Microsoft DOS was a horrible, terrible, awful product from the 1980s. Why? It was a single-user product. If more than one user tried to use the system, it couldn’t distinguish them apart, let alone offer them a safe sharing environment (e.g. privacy).
Few realize that all of Wal-Mart stupidly ran retail sales using DOS (instead of, just for one easy example, CP/M-86 on the 4680). I can’t emphasize this enough. Wal-Mart intentionally put its most sensitive customer data through systems managed with zero ability to protect customers from harms.
This was so unbelievably, incredibly negligent… Microsoft should have forfeited its profits to the millions of people harmed by Wal-Mart implementations of DOS.

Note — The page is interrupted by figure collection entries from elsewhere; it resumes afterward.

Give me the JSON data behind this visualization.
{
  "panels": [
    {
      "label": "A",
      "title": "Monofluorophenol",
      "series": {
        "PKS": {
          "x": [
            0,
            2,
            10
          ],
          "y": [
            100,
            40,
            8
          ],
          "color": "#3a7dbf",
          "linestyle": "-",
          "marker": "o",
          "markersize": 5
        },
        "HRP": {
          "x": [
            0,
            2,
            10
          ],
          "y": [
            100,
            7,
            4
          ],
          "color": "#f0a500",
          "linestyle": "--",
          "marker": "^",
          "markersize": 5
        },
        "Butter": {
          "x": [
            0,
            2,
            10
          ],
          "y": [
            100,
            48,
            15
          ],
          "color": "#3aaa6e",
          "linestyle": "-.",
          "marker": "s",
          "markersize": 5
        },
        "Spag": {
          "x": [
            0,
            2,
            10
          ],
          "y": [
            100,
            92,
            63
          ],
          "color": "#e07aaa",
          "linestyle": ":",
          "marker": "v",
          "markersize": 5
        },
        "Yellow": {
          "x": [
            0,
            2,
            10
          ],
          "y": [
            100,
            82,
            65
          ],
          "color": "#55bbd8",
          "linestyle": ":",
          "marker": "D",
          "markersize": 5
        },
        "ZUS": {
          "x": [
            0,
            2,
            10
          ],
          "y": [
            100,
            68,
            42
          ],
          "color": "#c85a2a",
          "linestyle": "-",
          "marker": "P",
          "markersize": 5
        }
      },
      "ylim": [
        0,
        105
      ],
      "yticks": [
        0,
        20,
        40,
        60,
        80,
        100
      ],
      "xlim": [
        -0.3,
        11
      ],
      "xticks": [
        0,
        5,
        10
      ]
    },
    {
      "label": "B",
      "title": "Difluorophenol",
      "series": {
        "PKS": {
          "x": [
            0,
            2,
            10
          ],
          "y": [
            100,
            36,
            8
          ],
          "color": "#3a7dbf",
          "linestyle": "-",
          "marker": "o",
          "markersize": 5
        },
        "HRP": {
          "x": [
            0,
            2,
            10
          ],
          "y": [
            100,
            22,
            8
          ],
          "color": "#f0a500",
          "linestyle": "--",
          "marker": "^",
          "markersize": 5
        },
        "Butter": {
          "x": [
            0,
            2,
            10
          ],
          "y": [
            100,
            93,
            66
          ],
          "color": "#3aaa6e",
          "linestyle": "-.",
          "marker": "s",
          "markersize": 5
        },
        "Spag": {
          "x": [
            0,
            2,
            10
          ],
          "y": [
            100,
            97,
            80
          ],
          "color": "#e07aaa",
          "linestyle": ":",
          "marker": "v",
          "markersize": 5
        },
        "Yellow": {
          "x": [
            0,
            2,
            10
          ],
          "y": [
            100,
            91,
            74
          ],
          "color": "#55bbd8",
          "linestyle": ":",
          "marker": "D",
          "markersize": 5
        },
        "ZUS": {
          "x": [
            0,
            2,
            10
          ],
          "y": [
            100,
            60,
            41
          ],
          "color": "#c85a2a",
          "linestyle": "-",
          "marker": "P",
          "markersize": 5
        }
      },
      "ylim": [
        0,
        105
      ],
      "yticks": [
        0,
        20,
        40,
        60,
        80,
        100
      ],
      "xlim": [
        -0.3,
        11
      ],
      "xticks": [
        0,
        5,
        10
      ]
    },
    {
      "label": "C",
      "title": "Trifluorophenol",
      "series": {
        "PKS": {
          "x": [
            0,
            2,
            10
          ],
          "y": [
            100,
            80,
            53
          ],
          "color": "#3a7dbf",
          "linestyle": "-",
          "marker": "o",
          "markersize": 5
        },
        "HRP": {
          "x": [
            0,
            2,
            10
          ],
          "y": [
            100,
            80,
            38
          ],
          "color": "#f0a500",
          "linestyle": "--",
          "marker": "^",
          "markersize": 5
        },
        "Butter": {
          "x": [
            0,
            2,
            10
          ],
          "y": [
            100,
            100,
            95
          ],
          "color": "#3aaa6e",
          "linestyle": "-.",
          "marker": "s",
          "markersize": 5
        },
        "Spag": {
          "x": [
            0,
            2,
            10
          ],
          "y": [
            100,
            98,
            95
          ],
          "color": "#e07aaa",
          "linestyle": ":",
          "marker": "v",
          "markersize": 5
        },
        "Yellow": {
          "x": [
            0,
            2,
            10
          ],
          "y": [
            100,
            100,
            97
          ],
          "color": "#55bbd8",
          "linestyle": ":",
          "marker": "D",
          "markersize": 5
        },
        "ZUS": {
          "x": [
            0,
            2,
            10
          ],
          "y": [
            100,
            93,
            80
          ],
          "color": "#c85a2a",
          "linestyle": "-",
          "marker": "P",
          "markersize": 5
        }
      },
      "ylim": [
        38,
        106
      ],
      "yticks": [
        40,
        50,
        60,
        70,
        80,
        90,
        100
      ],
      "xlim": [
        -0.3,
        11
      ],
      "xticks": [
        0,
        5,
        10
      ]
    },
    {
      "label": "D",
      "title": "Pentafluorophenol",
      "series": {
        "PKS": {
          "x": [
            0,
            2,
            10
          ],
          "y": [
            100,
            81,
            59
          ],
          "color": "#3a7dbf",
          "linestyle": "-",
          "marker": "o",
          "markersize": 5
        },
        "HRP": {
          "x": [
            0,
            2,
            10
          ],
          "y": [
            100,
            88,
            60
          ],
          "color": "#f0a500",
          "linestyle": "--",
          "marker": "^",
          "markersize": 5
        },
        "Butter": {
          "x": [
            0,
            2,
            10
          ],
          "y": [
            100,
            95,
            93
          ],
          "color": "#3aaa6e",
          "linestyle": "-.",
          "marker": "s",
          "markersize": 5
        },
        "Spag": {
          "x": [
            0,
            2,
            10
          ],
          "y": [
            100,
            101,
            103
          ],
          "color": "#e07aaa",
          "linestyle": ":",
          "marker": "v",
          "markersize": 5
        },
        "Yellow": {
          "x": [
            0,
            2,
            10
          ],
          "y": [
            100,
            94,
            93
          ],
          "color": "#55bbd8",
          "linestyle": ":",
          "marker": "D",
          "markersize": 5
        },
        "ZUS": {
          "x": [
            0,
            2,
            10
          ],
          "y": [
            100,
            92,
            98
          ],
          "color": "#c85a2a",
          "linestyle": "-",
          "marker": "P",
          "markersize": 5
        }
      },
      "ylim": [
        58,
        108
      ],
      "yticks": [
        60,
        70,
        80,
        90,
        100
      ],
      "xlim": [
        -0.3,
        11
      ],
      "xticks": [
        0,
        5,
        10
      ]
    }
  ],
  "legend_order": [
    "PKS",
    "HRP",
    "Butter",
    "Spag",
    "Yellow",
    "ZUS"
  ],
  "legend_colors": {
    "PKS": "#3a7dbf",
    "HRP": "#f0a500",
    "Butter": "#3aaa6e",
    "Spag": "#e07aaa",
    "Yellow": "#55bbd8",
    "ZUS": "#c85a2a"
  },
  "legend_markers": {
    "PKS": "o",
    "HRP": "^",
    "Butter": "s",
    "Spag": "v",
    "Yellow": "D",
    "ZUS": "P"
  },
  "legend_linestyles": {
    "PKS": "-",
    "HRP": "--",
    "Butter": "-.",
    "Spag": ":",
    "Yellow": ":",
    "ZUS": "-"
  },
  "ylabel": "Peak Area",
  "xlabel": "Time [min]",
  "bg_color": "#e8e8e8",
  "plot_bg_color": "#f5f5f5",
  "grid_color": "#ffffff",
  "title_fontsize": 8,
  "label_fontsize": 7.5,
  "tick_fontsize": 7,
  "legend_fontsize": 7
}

…a security audit performed for the company in December 2005 found that customer data was poorly protected. …top-tier companies such as Wal-Mart were theoretically required to be in compliance with the standards by mid-2004. Wal-Mart says it received a number of deadline extensions. […] A hacker or malicious insider who compromised a point-of-sale controller or in-store card processor at one store, could “access the same device at every Wal-Mart store nationwide,” [auditors] wrote.
Deadline extensions were a huge mistake, a result of the “too big to be simple” problem. And it’s trivial to see the market imbalance, the profit-driven reasons why Wal-Mart threw all its customer data safety out the window.
None of us here are dictators (hopefully, and I doubt the CEO of Facebook comes here) meaning none of us live in a single-user world, so companies surely know (for over four decades already, or longer if we count time-share computers like Multics) they shouldn’t flog digital products that lack basic multi-user safety.
Alas…
We have to read headlines today of the utterly inhumane and detached Meta failing with their launch of a dictator-minded headset.
Part of the reason is that many shoppers aren’t comfortable trying one on in a store.
The headsets are prone to collect dirt and grime and smear your makeup. During the peak of the Covid-19 pandemic, people were especially resistant to put them on in stores, even though Meta paid to have cleaners on hand to sanitize the headsets between each use, said a former Meta employee who wasn’t authorized to speak publicly and asked not to be identified.
Dead as a dirty DOS means DOA.
Washed my dirty Quest head strap and ruined it. Can you not wash these things? Now what? …I noticed that my beautiful bald head was getting outbreaks of spots on the sides and then realized that my Quest head strap was pretty dirty. Most likely the culprit. […] Surely you’re supposed to be able to wash these things, right? They do get quite filthy over time…
Meta Quest literally makes even one single user unhealthy in multiple ways and can’t be cleaned. Yuck. Sharing? Fuhgeddaboutit.
The irony, naturally, is that Facebook is absolutely terrified of “in-authenticity” or dirty collisions whenever identities are setup on their time-sharing software platform. Unclean identity interferes with profits (advertisers hate paying for user overlap, as it’s basically fraud) so engineers have gone totally nuts over carving “real clean” differences into any software user identity. But then when it comes to actual human diseases, reactions and even death from sharing bodily fluids… Facebook is all like “here’s a wipe and spray, who cares just slop your face together with someone else you don’t know”.
This is not the first time I’ve pointed to a major product design culture failure at Meta related to selfish unregulated greed (e.g. their “Incel” edition of RayBan glasses). It’s a deep-seated management problem related to their awful origin story: one man creating an unsafe space where he could coerce and control the thoughts of targeted women.
In other words, don’t enter or use Meta unless you are the Meta CEO… or until the whole thing is forced to accept multi-user personal data storage ethics (e.g. the anti-monopolist action that forced Microsoft to decouple browser and OS). That’s a lesson as old as the very first vote to remove tyranny and replace it with representation and accountability. Or, if you prefer computer history, as old as Multics.